Viehweg hyperbolicity for Whitney equisingular families with Gorenstein rational singularities

TL;DR

This paper proves a hyperbolicity property for certain families of algebraic varieties with specific singularities, extending Viehweg's conjecture using advanced Hodge module techniques.

Contribution

It establishes Viehweg's hyperbolicity conjecture for Whitney equisingular families with Gorenstein rational singularities, introducing intersection complexes as Hodge modules in the proof.

Findings

Base spaces of such families are of log general type.

The construction suggests an equisingular stratification of the moduli space.

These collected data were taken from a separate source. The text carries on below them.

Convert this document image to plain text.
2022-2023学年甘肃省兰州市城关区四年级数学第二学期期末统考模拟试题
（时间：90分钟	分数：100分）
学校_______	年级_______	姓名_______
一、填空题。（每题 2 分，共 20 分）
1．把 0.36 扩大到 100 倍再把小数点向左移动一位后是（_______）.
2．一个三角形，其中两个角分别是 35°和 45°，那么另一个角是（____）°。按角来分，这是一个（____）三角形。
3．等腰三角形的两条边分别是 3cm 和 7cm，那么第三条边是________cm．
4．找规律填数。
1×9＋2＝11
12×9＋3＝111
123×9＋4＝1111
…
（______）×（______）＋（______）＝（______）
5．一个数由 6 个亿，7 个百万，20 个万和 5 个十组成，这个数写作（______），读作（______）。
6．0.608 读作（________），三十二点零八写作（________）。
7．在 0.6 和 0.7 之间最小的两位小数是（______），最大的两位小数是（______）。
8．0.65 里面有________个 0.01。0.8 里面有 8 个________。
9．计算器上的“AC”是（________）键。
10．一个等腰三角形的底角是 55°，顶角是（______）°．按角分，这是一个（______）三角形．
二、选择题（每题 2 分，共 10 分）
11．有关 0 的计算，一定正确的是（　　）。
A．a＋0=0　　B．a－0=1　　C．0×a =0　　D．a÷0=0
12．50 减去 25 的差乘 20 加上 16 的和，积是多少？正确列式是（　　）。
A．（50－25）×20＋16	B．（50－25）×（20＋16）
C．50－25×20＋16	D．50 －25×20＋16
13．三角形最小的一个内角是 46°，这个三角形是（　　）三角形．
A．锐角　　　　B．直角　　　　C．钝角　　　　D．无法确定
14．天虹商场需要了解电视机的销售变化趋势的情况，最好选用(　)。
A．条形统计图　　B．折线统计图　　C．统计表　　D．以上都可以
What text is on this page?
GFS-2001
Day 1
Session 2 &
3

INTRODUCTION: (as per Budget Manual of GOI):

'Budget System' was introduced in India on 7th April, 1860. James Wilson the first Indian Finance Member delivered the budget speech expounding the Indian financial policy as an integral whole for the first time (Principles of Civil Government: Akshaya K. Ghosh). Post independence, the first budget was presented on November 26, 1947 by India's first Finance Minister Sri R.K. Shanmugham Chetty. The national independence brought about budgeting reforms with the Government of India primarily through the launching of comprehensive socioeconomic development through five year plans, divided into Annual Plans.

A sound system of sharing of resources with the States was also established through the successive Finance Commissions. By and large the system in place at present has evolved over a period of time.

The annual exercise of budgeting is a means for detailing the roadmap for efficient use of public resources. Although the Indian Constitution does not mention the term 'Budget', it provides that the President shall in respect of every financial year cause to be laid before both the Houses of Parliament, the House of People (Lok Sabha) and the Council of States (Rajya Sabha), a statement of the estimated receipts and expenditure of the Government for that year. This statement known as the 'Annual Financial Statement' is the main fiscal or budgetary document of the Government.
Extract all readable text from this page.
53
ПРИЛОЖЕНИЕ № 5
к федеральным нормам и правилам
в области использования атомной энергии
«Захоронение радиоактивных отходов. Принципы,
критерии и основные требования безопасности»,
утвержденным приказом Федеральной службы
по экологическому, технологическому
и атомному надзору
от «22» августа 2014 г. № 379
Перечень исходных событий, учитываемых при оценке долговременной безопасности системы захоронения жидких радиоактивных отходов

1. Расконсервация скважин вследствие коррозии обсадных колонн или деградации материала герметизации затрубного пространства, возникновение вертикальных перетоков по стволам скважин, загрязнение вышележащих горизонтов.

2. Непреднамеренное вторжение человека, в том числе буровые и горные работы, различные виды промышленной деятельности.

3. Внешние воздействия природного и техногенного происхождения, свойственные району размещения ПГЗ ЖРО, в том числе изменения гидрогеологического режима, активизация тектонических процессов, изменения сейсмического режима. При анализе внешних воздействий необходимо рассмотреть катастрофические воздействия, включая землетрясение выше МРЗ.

First step towards hyperbolic stratification of moduli spaces.

Abstract

We prove the analogue of Viehweg's hyperbolicity conjecture for Whitney equisingular families of projective varieties with Gorenstein rational singularities whose geometric generic fiber has a good minimal model. Namely, for such families with maximal variation, the base spaces are of log general type. The main new ingredient is the use of intersection complexes as Hodge modules in the construction of logarithmic Higgs sheaves by Viehweg-Zuo and Popa-Schnell. This construction suggests an equisingular stratification of the moduli space of varieties of general type, with each stratum being hyperbolic, and our result is a first step in this direction.